On that night, a first wave of attacks looked to destroy the electricity, gas and water supplies to the city, with high explosive and incendiary bombs later following, causing intense fires that would sweep the city. In all, 568 people were killed in the attack and over 4,000 homes were destroyed, whilst a third of the factories were also destroyed. On top of that, the city centre, that had a history dating back to medieval times, was left in almost complete ruins.

This ruinous landscape included Coventry Cathedral. The place of worship had been built in the 14th century and suffered such a huge firestorm during the bombing that it was left as a shell. Only the spire and tower were left standing and it was such an important beacon of hope to the city, that the decision was made the very next morning to rebuild it. The idea was that it would become a symbol of faith in a future, peaceful world where reconciliation was possible. Although this decision was made the next day, it took until 1951 for a competition to be launched looking for a brand-new design for the cathedral. At the time, it was one of the most important architectural commissions of the post-war period in the UK and would shape how many within the architectural world would view heritage sites and conservation architecture for decades to come.

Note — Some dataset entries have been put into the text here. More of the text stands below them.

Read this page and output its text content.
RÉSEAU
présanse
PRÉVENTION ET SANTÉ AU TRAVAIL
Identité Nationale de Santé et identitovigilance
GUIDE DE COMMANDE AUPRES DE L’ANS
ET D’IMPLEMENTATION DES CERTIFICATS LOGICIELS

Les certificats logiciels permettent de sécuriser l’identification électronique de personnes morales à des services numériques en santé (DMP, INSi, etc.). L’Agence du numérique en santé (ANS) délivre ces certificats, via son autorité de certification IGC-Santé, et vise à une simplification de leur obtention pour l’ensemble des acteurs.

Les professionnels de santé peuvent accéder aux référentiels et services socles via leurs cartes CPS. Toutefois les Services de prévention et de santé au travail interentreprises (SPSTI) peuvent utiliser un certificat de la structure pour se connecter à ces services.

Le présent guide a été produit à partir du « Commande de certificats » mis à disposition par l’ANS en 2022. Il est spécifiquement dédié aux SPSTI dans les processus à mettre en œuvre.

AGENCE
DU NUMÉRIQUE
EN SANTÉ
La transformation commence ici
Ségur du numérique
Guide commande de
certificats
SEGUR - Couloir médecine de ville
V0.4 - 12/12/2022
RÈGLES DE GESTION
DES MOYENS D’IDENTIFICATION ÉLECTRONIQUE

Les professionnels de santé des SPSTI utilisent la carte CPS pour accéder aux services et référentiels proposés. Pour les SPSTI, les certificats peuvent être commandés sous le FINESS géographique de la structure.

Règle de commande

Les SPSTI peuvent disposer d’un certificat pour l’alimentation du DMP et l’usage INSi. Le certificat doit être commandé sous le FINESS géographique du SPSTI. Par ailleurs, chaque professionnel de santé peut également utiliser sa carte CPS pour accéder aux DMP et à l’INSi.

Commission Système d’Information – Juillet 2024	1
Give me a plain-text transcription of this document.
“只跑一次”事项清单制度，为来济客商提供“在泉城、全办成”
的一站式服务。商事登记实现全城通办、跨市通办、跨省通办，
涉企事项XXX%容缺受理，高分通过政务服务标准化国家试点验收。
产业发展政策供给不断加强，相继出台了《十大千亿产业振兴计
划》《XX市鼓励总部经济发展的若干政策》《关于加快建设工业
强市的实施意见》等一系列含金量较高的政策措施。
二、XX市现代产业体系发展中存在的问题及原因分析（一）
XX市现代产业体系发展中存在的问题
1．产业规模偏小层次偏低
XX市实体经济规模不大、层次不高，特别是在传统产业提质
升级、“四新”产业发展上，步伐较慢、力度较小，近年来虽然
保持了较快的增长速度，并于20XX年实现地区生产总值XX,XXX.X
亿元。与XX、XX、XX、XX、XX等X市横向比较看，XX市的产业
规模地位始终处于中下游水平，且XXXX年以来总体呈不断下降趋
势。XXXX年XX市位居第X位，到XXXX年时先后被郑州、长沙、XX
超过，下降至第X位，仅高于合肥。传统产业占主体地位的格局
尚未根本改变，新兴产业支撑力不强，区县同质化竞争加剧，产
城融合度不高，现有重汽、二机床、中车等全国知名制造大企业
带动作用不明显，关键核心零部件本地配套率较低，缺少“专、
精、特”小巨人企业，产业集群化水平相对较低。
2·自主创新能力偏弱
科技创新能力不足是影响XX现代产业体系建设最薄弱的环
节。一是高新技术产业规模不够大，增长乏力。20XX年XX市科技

There were over 200 entries, with Basil Spence & Partners chosen as the winner. The rebuild of Coventry Cathedral would utilise the ruined shell of the ancient church, preserve it to become a central part of the modern design that would encompass the rebuild of the rest of the structure. Two roof beams that had been charred during the bombing had fallen in the shape of the cross in the days afterwards, becoming a symbol of hope, being held together and placed where the altar once stood. These were replaced in 1964 but retained as part of the new design, whilst surviving roof nails were also formed into the Cross of Nails, which is located at the centre of the altar cross in the new cathedral.

With reconstruction projects of this size and with the emotion attached to it, it is important to strike that balance between old and new, build in modern functionality whilst paying respect to tradition and style that has come in the past. When it comes to reconstruction and refurbishment of Listed Buildings there is also the legal aspect where work and materials has to be a certain way that matches the original. Working with conservation architects who understand these pressures is always preferable for a successful outcome, just like the rebuilding of Coventry Cathedral after the Second World War.